Model Card
See ML Models for full documentation of the XGBoost and Isolation Forest models.
Quick reference
| Property | XGBoost | Isolation Forest |
|---|---|---|
| Type | Supervised classifier | Unsupervised anomaly detector |
| Target | Known fraud patterns | Novel/zero-day clusters |
| Features | 4 (amount, geo_velocity, typing_entropy, device_is_emulator) | Same 4 |
| File | data/models/xgb_fraud.joblib |
data/models/iso_anomaly.joblib |
| Used in API | Yes (predict_proba) |
No (backtest only) |
| Metric | AUPRC | Recall/precision vs is_fraud labels |
Intended use
- In scope: Real-time fraud scoring for payment transactions at neobanks and fintechs.
- Out of scope: Credit underwriting, identity verification as a primary KYC method, non-financial fraud.
Limitations
- Models are trained on synthetic data generated by the DIBB simulation engine. Performance on real production transaction data will differ.

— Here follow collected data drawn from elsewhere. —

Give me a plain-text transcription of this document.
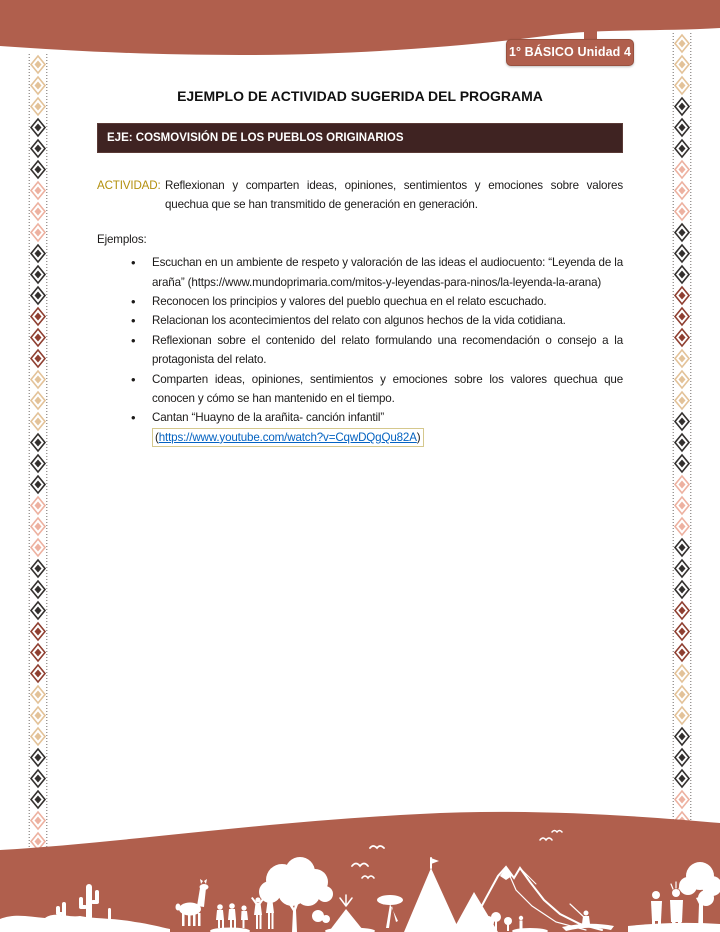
1° BÁSICO Unidad 4
EJEMPLO DE ACTIVIDAD SUGERIDA DEL PROGRAMA
EJE: COSMOVISIÓN DE LOS PUEBLOS ORIGINARIOS
ACTIVIDAD: Reflexionan y comparten ideas, opiniones, sentimientos y emociones sobre valores quechua que se han transmitido de generación en generación.

Ejemplos:
• Escuchan en un ambiente de respeto y valoración de las ideas el audiocuento: “Leyenda de la araña” (https://www.mundoprimaria.com/mitos-y-leyendas-para-ninos/la-leyenda-la-arana)
• Reconocen los principios y valores del pueblo quechua en el relato escuchado.
• Relacionan los acontecimientos del relato con algunos hechos de la vida cotidiana.
• Reflexionan sobre el contenido del relato formulando una recomendación o consejo a la protagonista del relato.
• Comparten ideas, opiniones, sentimientos y emociones sobre los valores quechua que conocen y cómo se han mantenido en el tiempo.
• Cantan “Huayno de la arañita- canción infantil”
(https://www.youtube.com/watch?v=CqwDQgQu82A)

- The Isolation Forest is evaluated in
backtest_flow.pybut its score is not yet fused into the API fast path. The ensemble decision is driven solely by the XGBoost score. - Metrics reported by the training pipeline are on synthetic simulation data. They should be used for relative comparison (before/after a rule change), not as absolute production performance claims.
Fallback behavior
If data/models/xgb_fraud.joblib does not exist (e.g. before running make train):
load_model()returns aMockModelwith aRuntimeWarning- MockModel returns
predict_proba = [0.98, 0.02]for all inputs (2% fraud probability) - SHAP computation is skipped (MockModel has no
get_booster()method) - Rule-based decisions still function normally
Run make train to build the production model.